Mais, dira-t-on, ce sont là subtilités secondaires lorsque « notre » propre société s’apprête peut-être à détruire la vie sur Terre, et par ailleurs la détruit constamment à petit feu. Certes oui, en un sens. C’est ce qui m’amène au point central de cette conclusion : il est vain et oiseux de discuter de nos attitudes face aux pays du Tiers Monde, lorsque dans nos propres pays règne le vide politique total que nous connaissons aujourd’hui.
Nous pouvons et devons exercer notre critique à l’égard des gouvernements et des régimes du Tiers Monde, comme à l’égard des nôtres ; nous pouvons et devons tenter d’élucider les questions, pour « nous » comme pour « eux », et diffuser des idées ; nous pouvons et devons soutenir les mouvements que nous jugeons démocratiques et émancipateurs dans les pays du Tiers Monde. Mais, actuellement, nous ne pouvons pas « avoir une politique » à leur égard. Car – c’est un truisme – celle-ci relève des gouvernements, et ceux-ci sont ce qu’ils sont.

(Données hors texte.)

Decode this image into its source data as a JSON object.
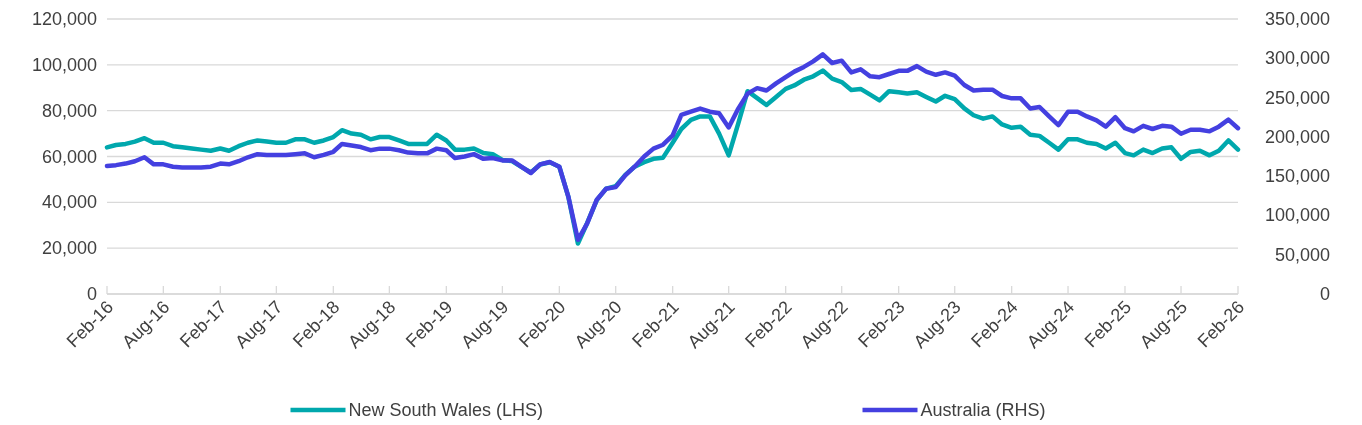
{
  "chart_data": {
    "type": "line",
    "x": [
      "2016-02",
      "2016-03",
      "2016-04",
      "2016-05",
      "2016-06",
      "2016-07",
      "2016-08",
      "2016-09",
      "2016-10",
      "2016-11",
      "2016-12",
      "2017-01",
      "2017-02",
      "2017-03",
      "2017-04",
      "2017-05",
      "2017-06",
      "2017-07",
      "2017-08",
      "2017-09",
      "2017-10",
      "2017-11",
      "2017-12",
      "2018-01",
      "2018-02",
      "2018-03",
      "2018-04",
      "2018-05",
      "2018-06",
      "2018-07",
      "2018-08",
      "2018-09",
      "2018-10",
      "2018-11",
      "2018-12",
      "2019-01",
      "2019-02",
      "2019-03",
      "2019-04",
      "2019-05",
      "2019-06",
      "2019-07",
      "2019-08",
      "2019-09",
      "2019-10",
      "2019-11",
      "2019-12",
      "2020-01",
      "2020-02",
      "2020-03",
      "2020-04",
      "2020-05",
      "2020-06",
      "2020-07",
      "2020-08",
      "2020-09",
      "2020-10",
      "2020-11",
      "2020-12",
      "2021-01",
      "2021-02",
      "2021-03",
      "2021-04",
      "2021-05",
      "2021-06",
      "2021-07",
      "2021-08",
      "2021-09",
      "2021-10",
      "2021-11",
      "2021-12",
      "2022-01",
      "2022-02",
      "2022-03",
      "2022-04",
      "2022-05",
      "2022-06",
      "2022-07",
      "2022-08",
      "2022-09",
      "2022-10",
      "2022-11",
      "2022-12",
      "2023-01",
      "2023-02",
      "2023-03",
      "2023-04",
      "2023-05",
      "2023-06",
      "2023-07",
      "2023-08",
      "2023-09",
      "2023-10",
      "2023-11",
      "2023-12",
      "2024-01",
      "2024-02",
      "2024-03",
      "2024-04",
      "2024-05",
      "2024-06",
      "2024-07",
      "2024-08",
      "2024-09",
      "2024-10",
      "2024-11",
      "2024-12",
      "2025-01",
      "2025-02",
      "2025-03",
      "2025-04",
      "2025-05",
      "2025-06",
      "2025-07",
      "2025-08",
      "2025-09",
      "2025-10",
      "2025-11",
      "2025-12",
      "2026-01",
      "2026-02"
    ],
    "xlim": [
      "2016-02",
      "2026-02"
    ],
    "xticks": [
      {
        "value": "2016-02",
        "label": "Feb-16"
      },
      {
        "value": "2016-08",
        "label": "Aug-16"
      },
      {
        "value": "2017-02",
        "label": "Feb-17"
      },
      {
        "value": "2017-08",
        "label": "Aug-17"
      },
      {
        "value": "2018-02",
        "label": "Feb-18"
      },
      {
        "value": "2018-08",
        "label": "Aug-18"
      },
      {
        "value": "2019-02",
        "label": "Feb-19"
      },
      {
        "value": "2019-08",
        "label": "Aug-19"
      },
      {
        "value": "2020-02",
        "label": "Feb-20"
      },
      {
        "value": "2020-08",
        "label": "Aug-20"
      },
      {
        "value": "2021-02",
        "label": "Feb-21"
      },
      {
        "value": "2021-08",
        "label": "Aug-21"
      },
      {
        "value": "2022-02",
        "label": "Feb-22"
      },
      {
        "value": "2022-08",
        "label": "Aug-22"
      },
      {
        "value": "2023-02",
        "label": "Feb-23"
      },
      {
        "value": "2023-08",
        "label": "Aug-23"
      },
      {
        "value": "2024-02",
        "label": "Feb-24"
      },
      {
        "value": "2024-08",
        "label": "Aug-24"
      },
      {
        "value": "2025-02",
        "label": "Feb-25"
      },
      {
        "value": "2025-08",
        "label": "Aug-25"
      },
      {
        "value": "2026-02",
        "label": "Feb-26"
      }
    ],
    "ylim": [
      0,
      120000
    ],
    "yticks": [
      0,
      {
        "value": 20000,
        "label": "20,000"
      },
      {
        "value": 40000,
        "label": "40,000"
      },
      {
        "value": 60000,
        "label": "60,000"
      },
      {
        "value": 80000,
        "label": "80,000"
      },
      {
        "value": 100000,
        "label": "100,000"
      },
      {
        "value": 120000,
        "label": "120,000"
      }
    ],
    "y2lim": [
      0,
      350000
    ],
    "y2ticks": [
      0,
      {
        "value": 50000,
        "label": "50,000"
      },
      {
        "value": 100000,
        "label": "100,000"
      },
      {
        "value": 150000,
        "label": "150,000"
      },
      {
        "value": 200000,
        "label": "200,000"
      },
      {
        "value": 250000,
        "label": "250,000"
      },
      {
        "value": 300000,
        "label": "300,000"
      },
      {
        "value": 350000,
        "label": "350,000"
      }
    ],
    "grid": "y",
    "legend": "bottom",
    "series": [
      {
        "name": "New South Wales (LHS)",
        "color": "#00a8ad",
        "values": [
          64000,
          65000,
          65500,
          66500,
          68000,
          66000,
          66000,
          64500,
          64000,
          63500,
          63000,
          62500,
          63500,
          62500,
          64500,
          66000,
          67000,
          66500,
          66000,
          66000,
          67500,
          67500,
          66000,
          67000,
          68500,
          71500,
          70000,
          69500,
          67500,
          68500,
          68500,
          67000,
          65500,
          65500,
          65500,
          69500,
          67000,
          63000,
          63000,
          63500,
          61500,
          61000,
          58500,
          58000,
          55500,
          53000,
          56500,
          57500,
          55500,
          42500,
          22000,
          31000,
          41000,
          46000,
          47000,
          52000,
          55500,
          57500,
          59000,
          59500,
          66000,
          72000,
          76000,
          77500,
          77500,
          70000,
          60500,
          74500,
          88500,
          85500,
          82500,
          86000,
          89500,
          91000,
          93500,
          95000,
          97500,
          94000,
          92500,
          89000,
          89500,
          87000,
          84500,
          88500,
          88000,
          87500,
          88000,
          86000,
          84000,
          86500,
          85000,
          81000,
          78000,
          76500,
          77500,
          74000,
          72500,
          73000,
          69500,
          69000,
          66000,
          63000,
          67500,
          67500,
          66000,
          65500,
          63500,
          66000,
          61500,
          60500,
          63000,
          61500,
          63500,
          64000,
          59000,
          62000,
          62500,
          60500,
          62500,
          67000,
          63000
        ]
      },
      {
        "name": "Australia (RHS)",
        "color": "#4440e0",
        "axis": "y2",
        "values": [
          163000,
          164000,
          166000,
          169000,
          174000,
          165000,
          165000,
          162000,
          161000,
          161000,
          161000,
          162000,
          166000,
          165000,
          169000,
          174000,
          178000,
          177000,
          177000,
          177000,
          178000,
          179000,
          174000,
          177000,
          181000,
          191000,
          189000,
          187000,
          183000,
          185000,
          185000,
          183000,
          180000,
          179000,
          179000,
          185000,
          183000,
          173000,
          175000,
          178000,
          172000,
          173000,
          170000,
          170000,
          162000,
          154000,
          165000,
          168000,
          162000,
          124000,
          69000,
          90000,
          120000,
          134000,
          136000,
          151000,
          162000,
          175000,
          185000,
          190000,
          202000,
          228000,
          232000,
          236000,
          232000,
          230000,
          212000,
          236000,
          255000,
          262000,
          259000,
          268000,
          276000,
          283000,
          289000,
          296000,
          305000,
          294000,
          297000,
          282000,
          286000,
          277000,
          276000,
          280000,
          284000,
          284000,
          290000,
          283000,
          279000,
          282000,
          278000,
          266000,
          259000,
          260000,
          260000,
          252000,
          249000,
          249000,
          236000,
          238000,
          226000,
          215000,
          232000,
          232000,
          226000,
          221000,
          213000,
          225000,
          211000,
          207000,
          214000,
          210000,
          214000,
          213000,
          204000,
          209000,
          209000,
          207000,
          213000,
          222000,
          211000
        ]
      }
    ]
  }
}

Autrement dit, à la question : quelles sont donc les conclusions politiques de tout ce que vous venez de dire ? on ne peut répondre que par une autre question : les conclusions pour qui ? Qui fait cette politique ? Nous ne sommes pas les gouvernements, et les gouvernements suivent des politiques déterminées par de tout autres considérations. On pourrait dire par exemple : pas d’aide, en deçà d’un étiage donné de libertés politiques (ce qui n’est nullement évident : fallait-il, faut-il, en fonction de Mengistu, laisser mourir de faim tous les Éthiopiens – ou envoyer de l’aide, même sachant que les quatre cinquièmes en seraient détournés par le régime et ses hommes ?). Mais qui appliquerait cette règle ? Peut-on oublier que bon nombre de tortionnaires sud-américains ont été « éduqués » par la CIA dans les installations de la « plus grande démocratie du monde » ? Ou que la France, giscardienne aussi bien que« socialiste », porte à bout de bras en Afrique des régimes de terreur et de corruption intégrales ? Et croit-on que l’une ou l’autre de ces questions pourraient, actuellement, devenir des enjeux politiques domestiques aux États-Unis ou en France ?
Aussi longtemps que la démission politique actuelle des peuples occidentaux continue, toute tentative de réponse politique effective de notre part aux problèmes du Tiers Monde est, au mieux, utopique, au pire, couverture non consciente et non voulue de politiques réelles sans rapport avec les intérêts du Tiers Monde.